Absolutely. That's my biggest objection to bandit methods, but it's also the fuzziest objection, and the one least likely to appeal to hyper-analytical people. There's a strong temptation (as we can see from this article) is to treat bandit optimization as a black box that just spits out an infallible answer (i.e. as a Lazy Button).
It's the same human tendency that has led to "you should follow me on twitter" to be one of the more common n-grams on the interwebs (even though it probably never worked for more than Dustin Curtis, and likely causes a counter-intuitive backlash now).
Of course, these algorithms are cool in certain contexts where you never want to think about it again. For example, ad placement for a giant ad network running against a lot of UGC content. They remind me of neural networks like that: the post office doesn't care how the machine recognizes hand-written zip codes, just as long as they do it reliably.
But startups are all about learning, and interface design is where you have direct contact with users. I want to soak in the data. I want to hang out in people's living rooms when they're using my site. A fancy Lazy Button (great phrase) is the last thing I need.
The A/B test just gives you the conversion rate of each option. And so does the bandit. As I understand, the only difference is that the bandit will be bugging your users with bad results less often.
Of course, the real answer to why not is "we have an A/B system and I'm not going to add bandit stuff for no benefit". But even if I were doing it from scratch, it seems more complex.

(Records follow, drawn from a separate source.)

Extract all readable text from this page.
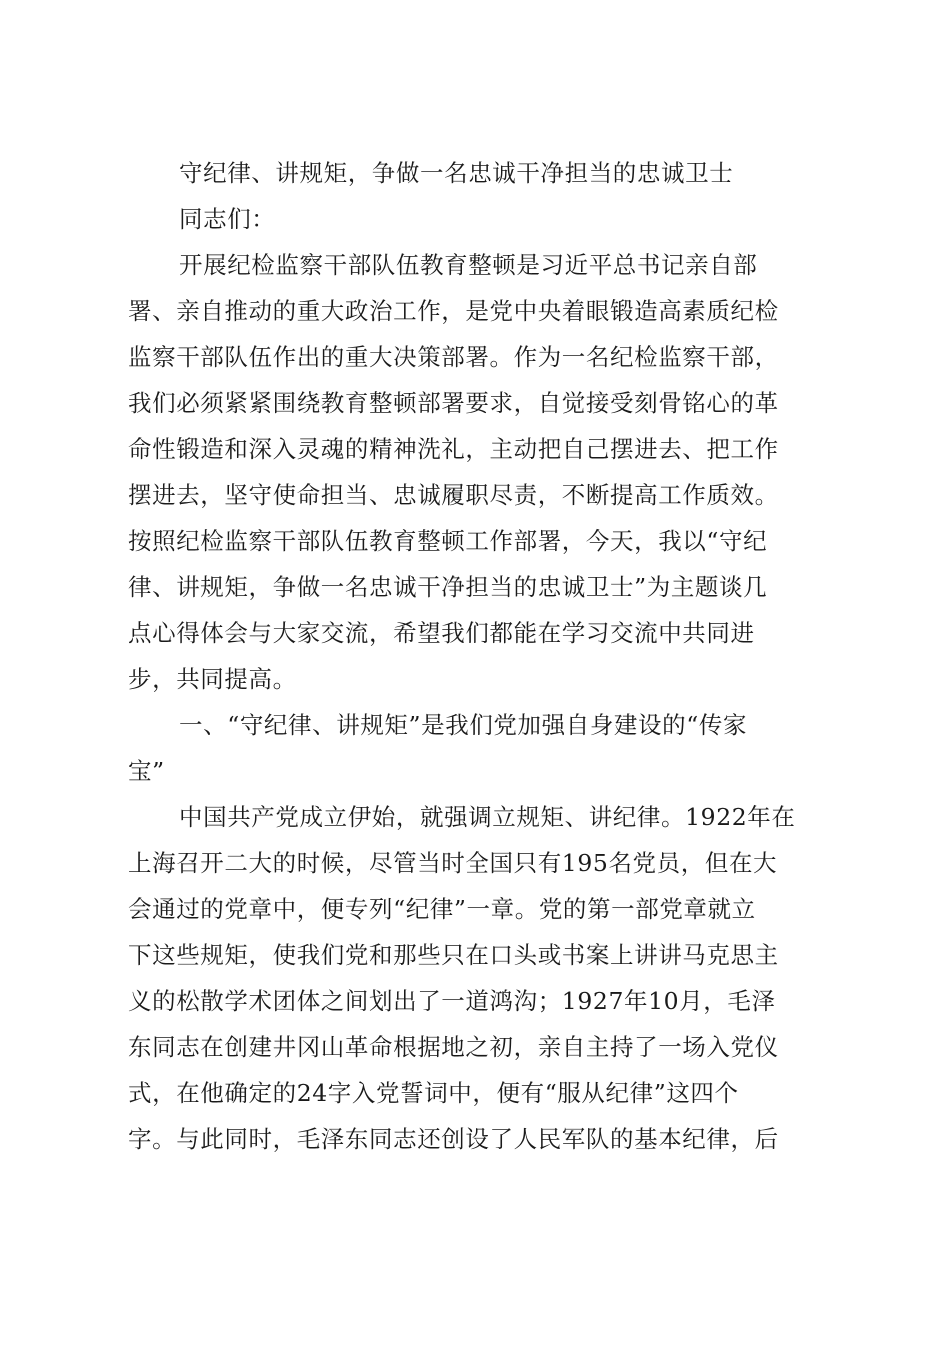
守纪律、讲规矩，争做一名忠诚干净担当的忠诚卫士
同志们：
开展纪检监察干部队伍教育整顿是习近平总书记亲自部
署、亲自推动的重大政治工作，是党中央着眼锻造高素质纪检
监察干部队伍作出的重大决策部署。作为一名纪检监察干部，
我们必须紧紧围绕教育整顿部署要求，自觉接受刻骨铭心的革
命性锻造和深入灵魂的精神洗礼，主动把自己摆进去、把工作
摆进去，坚守使命担当、忠诚履职尽责，不断提高工作质效。
按照纪检监察干部队伍教育整顿工作部署，今天，我以“守纪
律、讲规矩，争做一名忠诚干净担当的忠诚卫士”为主题谈几
点心得体会与大家交流，希望我们都能在学习交流中共同进
步，共同提高。
一、“守纪律、讲规矩”是我们党加强自身建设的“传家
宝”
中国共产党成立伊始，就强调立规矩、讲纪律。1922年在
上海召开二大的时候，尽管当时全国只有195名党员，但在大
会通过的党章中，便专列“纪律”一章。党的第一部党章就立
下这些规矩，使我们党和那些只在口头或书案上讲讲马克思主
义的松散学术团体之间划出了一道鸿沟；1927年10月，毛泽
东同志在创建井冈山革命根据地之初，亲自主持了一场入党仪
式，在他确定的24字入党誓词中，便有“服从纪律”这四个
字。与此同时，毛泽东同志还创设了人民军队的基本纪律，后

The benefit of these approaches seems to be that one no longer has to think. We want to think.
No, because the assumptions that underpin many statistical techniques are violated when you're not assigning people to cohorts consistently, and at random.
The standard confidence tests -- t-tests, G-tests, chi-squared tests, etc. -- based on distributions of independent, identically distributed (iid) data.
I'd have to think about it more, but I believe that btilly's examples are also the most intuitive reasons why independence matters. If your data is time-dependent, then assigning users to cohorts based on past performance lets the time dependency dominate. There may be other good examples.